NYU CSCI-GA.2436 — Realtime and Big Data Analytics | Spring 2026 | Group 30
This project analyzes the factors that influence YouTube music video popularity and longevity using large-scale distributed data processing. By combining video engagement data, song metadata, and lyrical content, we aim to uncover patterns that drive whether a music video trends — and how long it stays relevant.
- What factors determine whether a music video trends on YouTube?
- How do engagement metrics (views, likes, comments) relate to a video's sustained popularity?
- Do audio features (genre, tempo, energy) and lyrical sentiment affect trending success?

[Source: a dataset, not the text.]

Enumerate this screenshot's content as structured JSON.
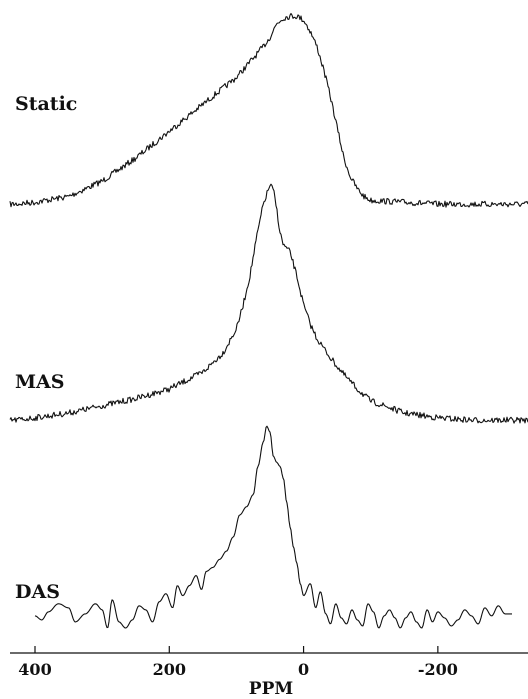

- At what point can popularity be predicted from early engagement signals?
| Dataset | Source | Owner | Description |
|---|---|---|---|
| YouTube Trending | Kaggle | Claire Chen | Video-level engagement data: views, likes, comments, trending dates |
| Spotify Tracks | Kaggle | Anusha C | Song metadata: artist, genre, audio features (tempo, energy, valence, etc.) |
| Lyrics (Genius) | Kaggle | Wilson Lu | Song lyrics for sentiment analysis and text feature extraction |
Raw Data (Kaggle)
│
▼
HDFS (distributed storage)
│
▼
MapReduce (data profiling & cleaning)
├── Profile each column (missing values, distributions, format issues)
└── Clean: normalize names, remove duplicates, standardize formats
│
▼
Hive (data integration)
└── Join datasets on artist name + song title
│
▼
Analysis & Insights
├── Trending duration analysis
├── Engagement vs. longevity correlation
├── Genre & audio feature impact
└── Lyrical sentiment vs. popularity
- HDFS — Distributed storage for all datasets
- MapReduce — Data profiling and cleaning (Java/Python)
- Hive — Data integration and analytical queries
├── youtube/ # Claire: YouTube dataset profiling & cleaning
│ ├── profiling/
│ ├── cleaning/
│ └── report/
├── spotify/ # Anusha: Spotify dataset profiling & cleaning
│ ├── profiling/
│ ├── cleaning/
│ └── report/
├── lyrics/ # Wilson: Lyrics dataset profiling, cleaning & sentiment
│ ├── profiling/
│ ├── cleaning/
│ └── report/
├── integration/ # Shared: Hive join queries and analysis
└── presentation/ # Team presentation slides
| Member | Dataset | Responsibilities |
|---|---|---|
| Claire Chen | YouTube Trending | Video engagement data: profiling, cleaning, trending analysis |
| Anusha C | Spotify Tracks | Song/artist metadata: audio features, genre analysis |
| Wilson Lu | Lyrics (Genius) | Lyrics text: cleaning, sentiment analysis (MapReduce) |